1. ## Elevator

An elevator ascends from the ground with uniform speed. At time $T_1$ a boy drops a marble through the floor. The marble galls with uniform acceleration $g = 9.8$ and hits the ground $T_2$ seconds later.
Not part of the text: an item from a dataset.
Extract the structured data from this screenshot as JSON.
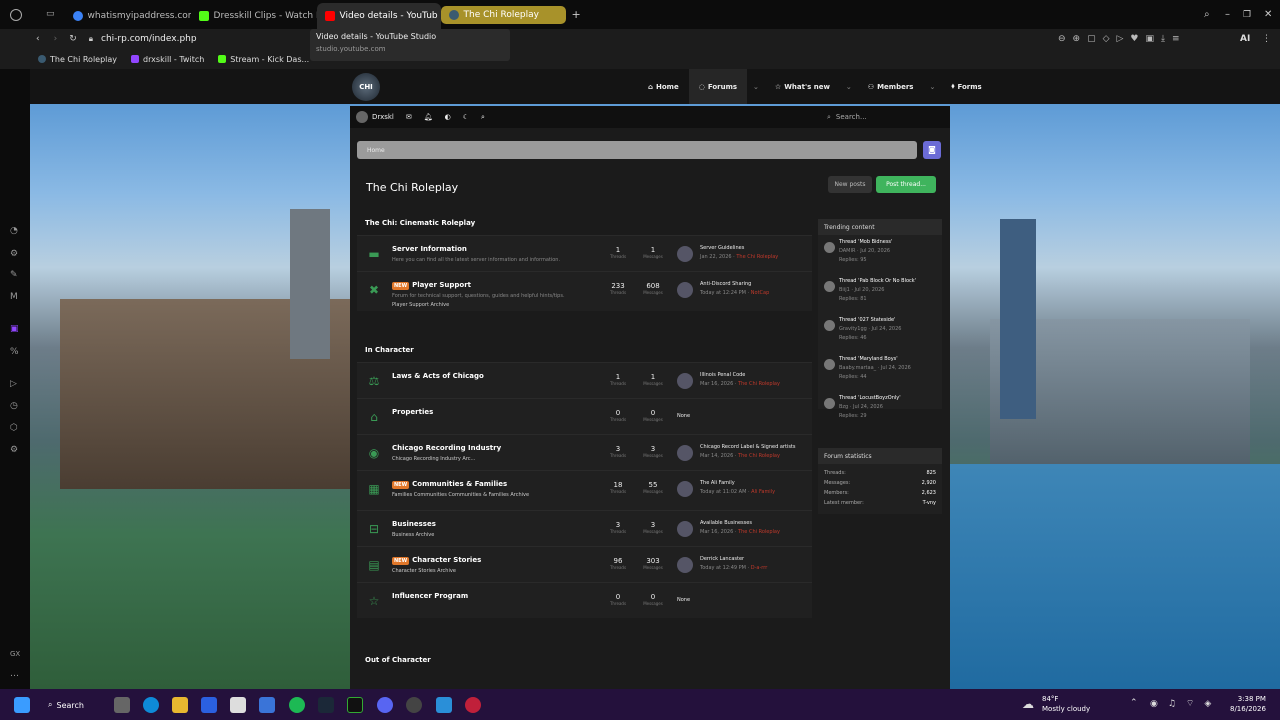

Find the height of the elevator at time $T_1$.

So we use the following equations:

$v_{y} = v_{y0} -gt$
$y-y_0 = v_{y0}t - \frac{1}{2}gt^{2}$

$y-y_0 = \frac{1}{2}(v_{y0} + v_y)t$

$v_{y}^{2} = v_{y0}^{2} - 2g(y-y_0)$

So we probably have to consider 2 cases: the elevator and the marble.

Elevator

$v_y = v_{y0}- gT_1$

$y-y_0 = v_{y0}T_{1} - \frac{1}{2}gT_{1}^{2}$

$y = \frac{1}{2}v_{y}T_{1}$

$v_{y}^{2} = -2g(y-y_0)$

Am I on the right track?

2. Hello, tukeywilliams!

It's easier than you think . . .

An elevator ascends from the ground with uniform speed.
At time $T_1$ a boy drops a marble through the floor.
The marble falls with uniform acceleration $g = 9.8$ m/s²
. . and hits the ground $T_2$ seconds later.
Find the height of the elevator at time $T_1$.
The height of the marble is given by: . $y \;=\;h_o + v_ot - \frac{1}{2}gt^2$

. . where: . $\begin{Bmatrix}h_o & = & \text{initial height} \\ v_o &=& \text{initial velocity} \\ g& = & 9.8\text{ m/s}^2 \end{Bmatrix}$

The problem begins when the marble is dropped.

Hence: . $T_1 \:= \:0$
. . . . . . $h_o \:= \:\text{height of elevator}$
. . . . . . $v_o \:= \:\text{speed of elevator} \:=\: v_e$

We have: . $y \;=\;h_o + v_et - 4.9t^2$

We are told: .when $t = T_2,\;y \:=\:0$

So we have: . $h_o + v_e(T_2) - 4.9(T_2)^2 \;=\;0$

. . Therefore: . $\boxed{\:h_o \;=\;4.9(T_2)^2 - v_e(T_2)\:}$

3. Oh ok. Just had a mental block.

Thanks